Research education analyst
- MA, Education, University of North Carolina at Chapel Hill
- BA, Biology, Washington and Jefferson College
Michael Bryan directs large-scale studies that focus on high school and postsecondary education, including the transitions between these levels of education, as well as the academic and employment outcomes of students. He plays a leadership role in our large, multisource, longitudinal studies for the U.S. Department of Education, including the Beginning Postsecondary Students Longitudinal Study (BPS), High School Longitudinal Study (HSLS), and National Longitudinal Transition Study (NLTS). With experience managing large teams, multimillion-dollar budgets, and communication with clients, he offers the highest levels of both technical and professional skills.
As director of BPS, Mr. Bryan leads a team collecting data to enhance the latest wave of this long-running study of the varied journeys of college students. He manages teams developing and deploying multimode student surveys and collecting academic transcripts, providing rich data for analyses of the persistence, attainment, and labor market outcomes of beginning college students.

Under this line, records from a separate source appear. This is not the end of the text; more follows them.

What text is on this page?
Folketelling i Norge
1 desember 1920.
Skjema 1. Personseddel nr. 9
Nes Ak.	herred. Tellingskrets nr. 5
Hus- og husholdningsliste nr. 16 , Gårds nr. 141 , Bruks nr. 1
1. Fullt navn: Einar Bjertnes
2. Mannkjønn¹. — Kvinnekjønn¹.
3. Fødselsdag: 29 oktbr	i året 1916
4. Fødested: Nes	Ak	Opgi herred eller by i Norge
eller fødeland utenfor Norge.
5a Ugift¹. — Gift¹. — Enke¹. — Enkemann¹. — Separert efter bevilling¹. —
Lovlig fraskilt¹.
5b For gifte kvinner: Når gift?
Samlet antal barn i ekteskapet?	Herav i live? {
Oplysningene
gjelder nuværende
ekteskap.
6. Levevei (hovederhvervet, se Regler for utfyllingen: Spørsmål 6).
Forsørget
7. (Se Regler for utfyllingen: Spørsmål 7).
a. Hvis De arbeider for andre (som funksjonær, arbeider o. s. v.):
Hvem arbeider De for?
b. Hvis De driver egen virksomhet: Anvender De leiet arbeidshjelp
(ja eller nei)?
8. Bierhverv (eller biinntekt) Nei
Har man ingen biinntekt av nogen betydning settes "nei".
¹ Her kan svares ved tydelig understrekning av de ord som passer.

Mr. Bryan has also directed important aspects of the HSLS and the NLTS. For the HSLS, he has managed the collection of secondary school transcripts from more than 20,000 students at 900 schools, and a follow-up collection of the postsecondary transcripts for this cohort. He serves as project director for NLTS, a study of the transition to postsecondary education and the workforce, with a special emphasis on youth with disabilities.
In addition to his time as an education researcher, Mr. Bryan also has experience in RTI’s environmental science practice, working on brownfield redevelopment and strategic initiatives for homeland security. From 2004 to 2008, as assistant director of the Food Systems Leadership Institute at North Carolina State University, he led the development of a curriculum and evaluation plan for a start-up leadership development program for academic leaders.